Y cada día que pasa es peor. La victoria de Joan Laporta en 2003 abría un relevo en la clase dirigente: pasaríamos del tocho a la economía digital. Pero nunca más lejos; pasamos del tocho a la conspiración de los consultores, los Sandro, Jordi Moix, Xavi Cambra o el entonces trío, Soriano, Ingla y Victor Font, exdueños de Cluster Counsulting, entre otros, todos altisonantes como intermediarios, vocacionalmente convertido en la burguesía soberanista de papel couché; gentes que venían al futbol a quedarse por los suculentos márgenes de una industria en expansión. Ellos dejaron sus bufetes y empresas tecnológicas para encaramarse en la nueva oligarquía extractiva futbolística, y no han terminado el trabajo.
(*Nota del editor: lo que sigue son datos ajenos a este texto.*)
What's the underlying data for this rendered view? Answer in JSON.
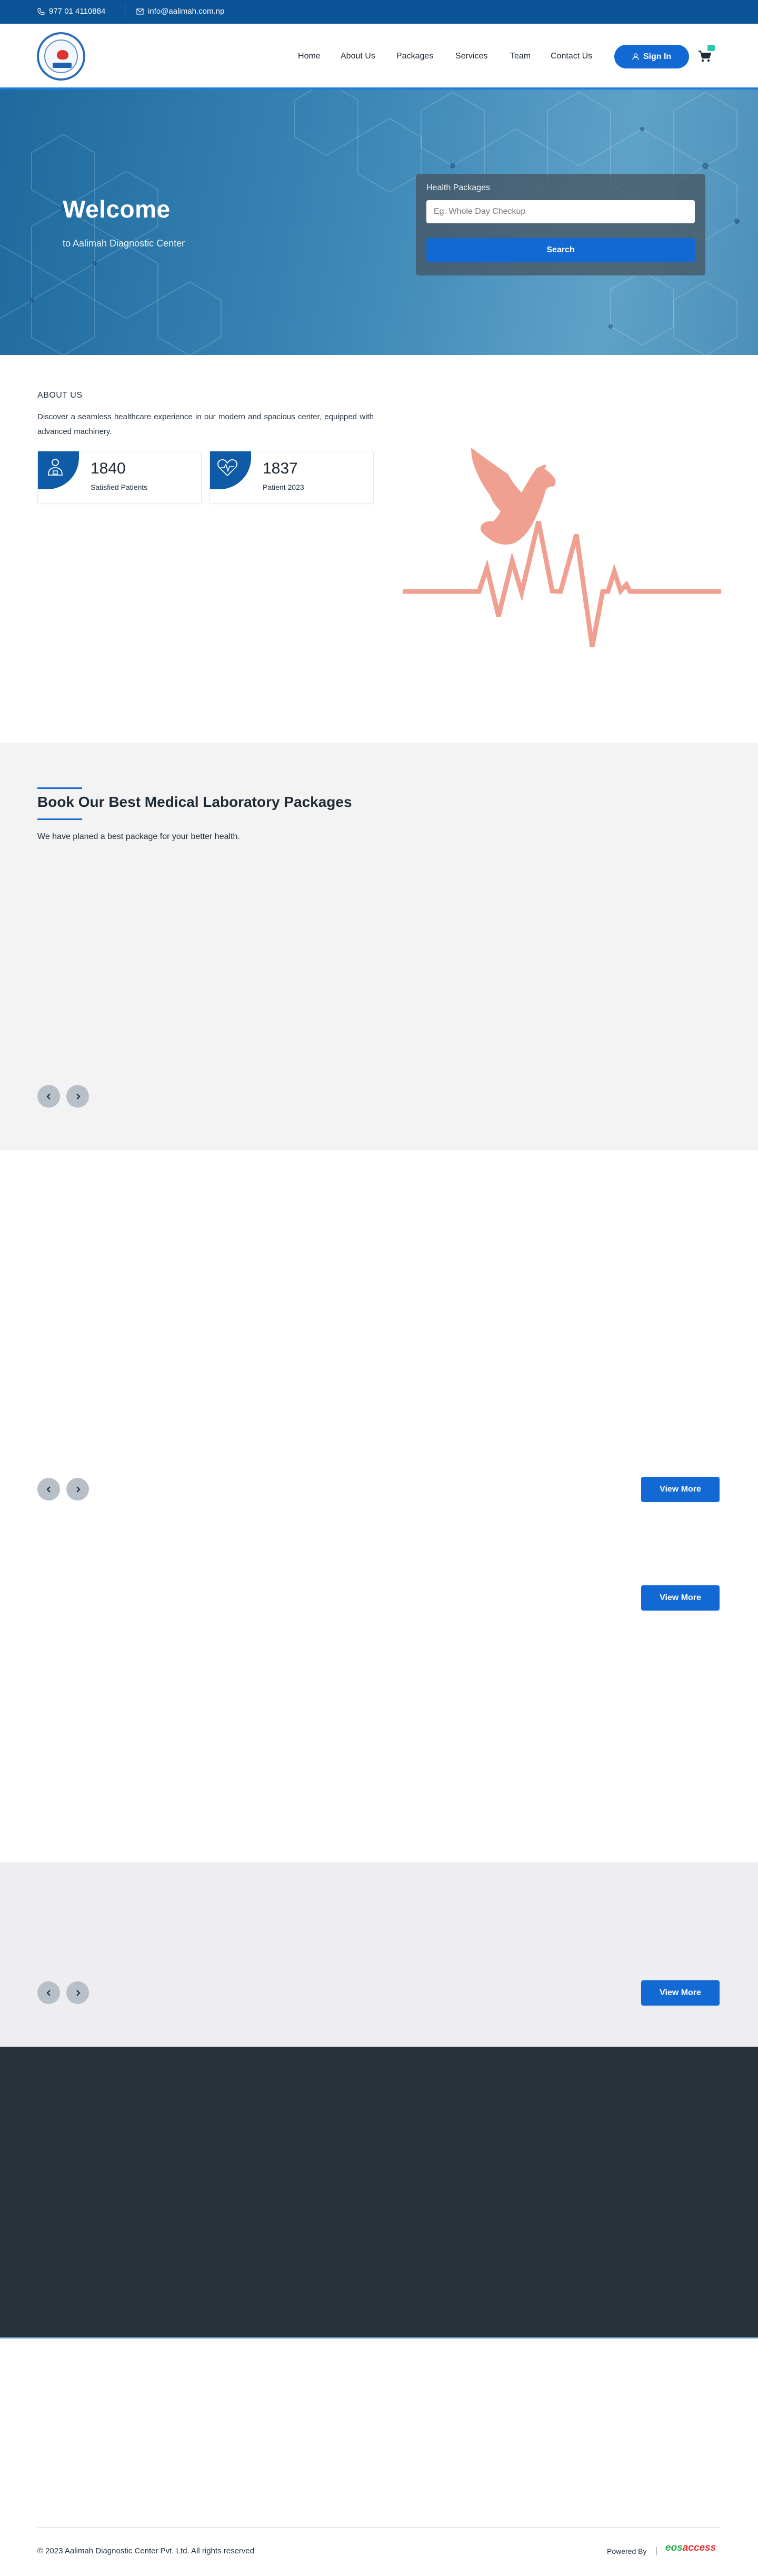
{
  "topbar": {
    "phone": "977 01 4110884",
    "email": "info@aalimah.com.np"
  },
  "nav": {
    "items": [
      "Home",
      "About Us",
      "Packages",
      "Services",
      "Team",
      "Contact Us"
    ],
    "signin_label": "Sign In"
  },
  "hero": {
    "title": "Welcome",
    "subtitle": "to Aalimah Diagnostic Center",
    "search_label": "Health Packages",
    "search_placeholder": "Eg. Whole Day Checkup",
    "search_button": "Search"
  },
  "about": {
    "title": "ABOUT US",
    "text": "Discover a seamless healthcare experience in our modern and spacious center, equipped with advanced machinery.",
    "stats": [
      {
        "number": "1840",
        "caption": "Satisfied Patients",
        "icon": "patient-icon"
      },
      {
        "number": "1837",
        "caption": "Patient 2023",
        "icon": "heart-icon"
      }
    ]
  },
  "packages": {
    "title": "Book Our Best Medical Laboratory Packages",
    "subtitle": "We have planed a best package for your better health."
  },
  "buttons": {
    "view_more": "View More"
  },
  "footer": {
    "copyright": "© 2023 Aalimah Diagnostic Center Pvt. Ltd. All rights reserved",
    "powered_by": "Powered By",
    "brand_eos": "eos",
    "brand_access": "access"
  },
  "colors": {
    "topbar": "#0b5397",
    "primary": "#1269d3",
    "footer_dark": "#283139",
    "illustration": "#f0a090"
  }
}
Lo que debía ser el inicio fulgurante --y lo fue en lo deportivo, gracias a Ronaldinho, Xavi, Messi, etcétera-- se convirtió pronto en una guerra de cargos con apellidos vinculados al sector terciario, pero muy alejados de la industria. Cachorros alimentados por los enormes excedentes que produce la maquinaria de los patrocinios del club con más ingresos del planeta.
Ahora se acercan la debacle y la salvación in extremis. Los avaladores de Laporta --tomemos de referencia a José Elías o Jaume Roures-- lo saben bien. Ellos han despedido a Messi y ellos diseñan el futuro. Ellos han rechazado la opción CVC-Liga porque incrementa en 300 millones el pasivo del club (1.500 del ala) y porque lo exige la Superliga europea de Florentino, Laporta y Agnelli, enfrentada al inmovilismo autoritario de Céferin e Iinfantino, una élite rancia como pocas.
Cubrir un agujero patrimonial del Barça para hacerse con el club es una oportunidad, pero esperar a que este agujero se multiplique ya no es negocio. A partir de ahora, Laporta será el hombre quieto; no tocará papeles si quiere mantener el momio; se ha convertido en el sujeto del sociólogo Zygmunt Bauman en Retropía (Paidós): “Es el hombre que alimenta al perro y el perro que garantiza que el hombre no toca nada”.